Improving wellness for adults with developmental disabilities

Tamar Heller

Researcher Tamar Heller is finding ways to improve wellness and preventive care for adults with developmental disabilities. Photo: Jenny Fontaine/UIC Public Affairs

UIC researchers will combine research, training and education, and health promotion to find ways to improve wellness and preventive care for adults with developmental disabilities.

Tamar Heller, professor of disability and human development, is principal investigator on a five-year, $4.4 million federal grant from the National Institute on Disability and Rehabilitation Research.

“A lack of focus on wellness and preventive health has placed people with intellectual and developmental disabilities at greater risk for poor health,” Heller said.

“There are a multitude of factors that can be described as a cascade of health disparities.”

Two major health promotion projects are one component of the work by UIC’s Rehabilitation Research and Training Center on Developmental Disabilities and Health.

In its Health Matters program, the center developed different tools to help people with developmental disabilities, including peer mentoring, online resources and train-the-trainer programs.

“This is the only evidence-based health promotion curriculum for adults with developmental disabilities,” Heller said.

The grant, she said, will fund scale-ups in three other states, which are translation of research “focused on getting best practices widely used.”

A second health promotion project, POWERS, uses technology to promote healthy behaviors such as weight loss. This will be the first time the technology is used with people who have developmental disabilities.
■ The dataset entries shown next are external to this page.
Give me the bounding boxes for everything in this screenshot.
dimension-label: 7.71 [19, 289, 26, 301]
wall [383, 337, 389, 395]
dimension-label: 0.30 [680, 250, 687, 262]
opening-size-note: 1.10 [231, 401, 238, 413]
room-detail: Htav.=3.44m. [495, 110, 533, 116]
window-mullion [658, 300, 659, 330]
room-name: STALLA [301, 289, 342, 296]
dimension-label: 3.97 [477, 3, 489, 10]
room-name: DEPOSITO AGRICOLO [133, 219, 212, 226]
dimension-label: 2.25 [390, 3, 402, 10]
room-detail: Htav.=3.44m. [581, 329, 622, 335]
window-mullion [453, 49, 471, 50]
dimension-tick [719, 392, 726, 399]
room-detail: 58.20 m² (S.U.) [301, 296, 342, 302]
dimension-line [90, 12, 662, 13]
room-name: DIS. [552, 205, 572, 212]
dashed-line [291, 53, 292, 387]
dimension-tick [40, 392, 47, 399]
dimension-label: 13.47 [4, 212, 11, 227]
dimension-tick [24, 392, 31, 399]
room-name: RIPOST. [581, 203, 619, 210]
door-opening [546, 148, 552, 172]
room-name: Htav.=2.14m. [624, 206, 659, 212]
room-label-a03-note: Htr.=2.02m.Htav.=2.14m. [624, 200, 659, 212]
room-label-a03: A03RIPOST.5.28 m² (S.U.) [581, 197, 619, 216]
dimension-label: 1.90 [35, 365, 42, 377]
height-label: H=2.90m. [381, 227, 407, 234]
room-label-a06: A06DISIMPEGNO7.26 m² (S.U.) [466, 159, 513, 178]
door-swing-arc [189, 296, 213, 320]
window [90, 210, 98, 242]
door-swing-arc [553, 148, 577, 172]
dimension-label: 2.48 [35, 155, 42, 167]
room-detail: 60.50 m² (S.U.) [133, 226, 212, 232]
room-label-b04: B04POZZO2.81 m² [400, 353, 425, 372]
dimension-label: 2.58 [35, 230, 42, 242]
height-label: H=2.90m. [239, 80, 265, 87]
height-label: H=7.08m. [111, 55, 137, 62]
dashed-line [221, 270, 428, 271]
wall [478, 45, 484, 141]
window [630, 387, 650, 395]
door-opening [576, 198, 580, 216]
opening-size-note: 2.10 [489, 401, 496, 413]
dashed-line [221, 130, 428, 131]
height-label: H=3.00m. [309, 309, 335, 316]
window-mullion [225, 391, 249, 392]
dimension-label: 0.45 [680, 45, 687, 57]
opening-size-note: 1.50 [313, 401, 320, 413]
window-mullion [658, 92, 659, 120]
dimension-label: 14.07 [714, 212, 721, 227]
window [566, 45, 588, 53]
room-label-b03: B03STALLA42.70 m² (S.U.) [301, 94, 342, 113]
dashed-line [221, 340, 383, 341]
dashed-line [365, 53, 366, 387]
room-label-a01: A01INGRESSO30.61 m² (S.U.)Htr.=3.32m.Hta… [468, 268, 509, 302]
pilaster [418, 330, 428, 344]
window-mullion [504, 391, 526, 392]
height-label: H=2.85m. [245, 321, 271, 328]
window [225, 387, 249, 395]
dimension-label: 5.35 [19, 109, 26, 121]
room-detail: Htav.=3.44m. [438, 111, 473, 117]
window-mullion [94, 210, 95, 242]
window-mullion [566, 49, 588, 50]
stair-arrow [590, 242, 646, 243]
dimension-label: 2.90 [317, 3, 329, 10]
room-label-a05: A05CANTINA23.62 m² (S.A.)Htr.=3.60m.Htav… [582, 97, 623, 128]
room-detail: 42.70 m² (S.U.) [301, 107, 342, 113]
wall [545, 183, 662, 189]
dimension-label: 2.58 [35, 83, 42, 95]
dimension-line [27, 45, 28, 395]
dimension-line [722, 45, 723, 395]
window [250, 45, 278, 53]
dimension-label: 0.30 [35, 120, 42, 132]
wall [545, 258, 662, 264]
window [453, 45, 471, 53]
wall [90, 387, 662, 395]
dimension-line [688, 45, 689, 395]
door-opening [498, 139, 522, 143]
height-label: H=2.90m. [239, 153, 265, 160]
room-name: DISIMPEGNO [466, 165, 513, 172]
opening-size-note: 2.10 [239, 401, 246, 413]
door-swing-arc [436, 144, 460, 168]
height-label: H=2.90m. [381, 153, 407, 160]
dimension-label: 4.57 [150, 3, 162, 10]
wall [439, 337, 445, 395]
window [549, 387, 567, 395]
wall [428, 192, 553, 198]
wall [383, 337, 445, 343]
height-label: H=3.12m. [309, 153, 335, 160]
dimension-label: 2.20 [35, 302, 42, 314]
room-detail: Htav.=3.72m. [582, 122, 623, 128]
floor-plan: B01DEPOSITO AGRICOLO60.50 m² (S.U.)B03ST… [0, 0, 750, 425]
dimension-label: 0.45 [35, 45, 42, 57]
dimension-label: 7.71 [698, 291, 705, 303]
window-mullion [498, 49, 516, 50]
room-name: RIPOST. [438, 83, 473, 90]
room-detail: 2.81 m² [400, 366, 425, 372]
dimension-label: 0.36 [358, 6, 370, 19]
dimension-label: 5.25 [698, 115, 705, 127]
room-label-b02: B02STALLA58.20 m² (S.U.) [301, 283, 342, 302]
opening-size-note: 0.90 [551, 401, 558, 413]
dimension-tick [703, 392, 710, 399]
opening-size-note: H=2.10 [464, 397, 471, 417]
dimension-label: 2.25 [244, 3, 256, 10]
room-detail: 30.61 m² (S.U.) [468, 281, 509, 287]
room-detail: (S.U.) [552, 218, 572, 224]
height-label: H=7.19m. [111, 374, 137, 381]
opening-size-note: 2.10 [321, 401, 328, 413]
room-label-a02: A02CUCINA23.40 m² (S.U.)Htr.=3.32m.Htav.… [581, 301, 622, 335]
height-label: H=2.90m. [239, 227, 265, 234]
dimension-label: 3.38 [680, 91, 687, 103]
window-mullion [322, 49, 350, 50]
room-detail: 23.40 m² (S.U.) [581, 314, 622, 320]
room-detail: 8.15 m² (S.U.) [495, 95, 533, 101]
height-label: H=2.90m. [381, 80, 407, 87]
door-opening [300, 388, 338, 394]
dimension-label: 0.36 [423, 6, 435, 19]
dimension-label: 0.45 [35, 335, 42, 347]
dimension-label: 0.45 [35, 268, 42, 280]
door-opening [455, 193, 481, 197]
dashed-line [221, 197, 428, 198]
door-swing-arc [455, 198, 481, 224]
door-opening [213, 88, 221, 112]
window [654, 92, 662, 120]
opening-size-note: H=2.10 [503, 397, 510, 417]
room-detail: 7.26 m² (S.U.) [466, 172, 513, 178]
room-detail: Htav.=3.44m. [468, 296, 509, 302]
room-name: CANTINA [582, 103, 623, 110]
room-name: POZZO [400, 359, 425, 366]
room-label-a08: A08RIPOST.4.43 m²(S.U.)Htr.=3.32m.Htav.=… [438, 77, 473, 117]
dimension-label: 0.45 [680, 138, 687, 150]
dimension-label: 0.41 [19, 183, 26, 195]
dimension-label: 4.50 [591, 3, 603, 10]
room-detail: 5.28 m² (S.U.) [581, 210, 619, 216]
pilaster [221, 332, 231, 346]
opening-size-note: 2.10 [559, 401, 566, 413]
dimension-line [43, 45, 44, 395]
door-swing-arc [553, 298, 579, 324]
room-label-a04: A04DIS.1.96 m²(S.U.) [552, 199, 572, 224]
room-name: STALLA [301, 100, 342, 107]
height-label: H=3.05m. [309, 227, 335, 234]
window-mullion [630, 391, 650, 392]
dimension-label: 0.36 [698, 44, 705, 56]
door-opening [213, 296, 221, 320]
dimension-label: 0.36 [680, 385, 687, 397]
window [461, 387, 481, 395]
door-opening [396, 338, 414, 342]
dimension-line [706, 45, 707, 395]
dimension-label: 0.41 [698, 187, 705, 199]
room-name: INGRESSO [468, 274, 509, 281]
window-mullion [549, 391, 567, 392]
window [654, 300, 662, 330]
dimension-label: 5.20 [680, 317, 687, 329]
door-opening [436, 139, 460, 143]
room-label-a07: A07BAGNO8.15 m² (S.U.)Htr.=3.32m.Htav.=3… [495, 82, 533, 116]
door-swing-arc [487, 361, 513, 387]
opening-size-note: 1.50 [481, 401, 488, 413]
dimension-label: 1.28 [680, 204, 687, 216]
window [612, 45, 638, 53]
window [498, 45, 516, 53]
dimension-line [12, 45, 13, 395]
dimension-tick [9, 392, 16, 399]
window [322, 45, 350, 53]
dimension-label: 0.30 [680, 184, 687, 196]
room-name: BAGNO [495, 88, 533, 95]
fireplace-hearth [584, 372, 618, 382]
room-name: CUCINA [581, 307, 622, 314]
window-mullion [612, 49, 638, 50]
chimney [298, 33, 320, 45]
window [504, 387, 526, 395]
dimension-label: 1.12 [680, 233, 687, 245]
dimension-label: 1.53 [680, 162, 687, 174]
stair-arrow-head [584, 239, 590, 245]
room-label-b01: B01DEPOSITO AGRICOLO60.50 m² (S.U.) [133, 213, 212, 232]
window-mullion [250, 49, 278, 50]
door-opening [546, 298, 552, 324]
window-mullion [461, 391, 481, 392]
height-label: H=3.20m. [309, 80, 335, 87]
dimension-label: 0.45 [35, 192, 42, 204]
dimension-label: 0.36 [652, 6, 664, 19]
The center is five years into a large, long-term epidemiological study of health disparities in this population. The longitudinal study involves nearly 2,000 families that include people with intellectual and developmental disabilities.

The study is examining the relationships between health behaviors and health over a period of years — looking at the relationship between what people are eating, exercise and their access to and use of preventive health care — and how each of these behaviors relates to their health status over time.

“It’s a big study and the only one of its kind,” said Heller, adding that national data sets don’t include such information.

“People with developmental disabilities have high obesity rates and often don’t get needed preventive care. They often develop chronic conditions earlier. Knowing whether some of this may be preventable could have an enormous impact on health care costs,” she said.

Managed care’s effect on people with disabilities is another area of research for the center, Heller said.

“States are moving Medicaid recipients into this health care model. The center is developing and validating measures for quality of care for people who have cognitive limitations to help ensure that this population gets needed care in the new system.”

Outreach and education at the center extends to every level, Heller said, from peer-to-peer training, to students, to other health care professionals and to community leaders and legislators.

“We’re interested in making a difference,” Heller said.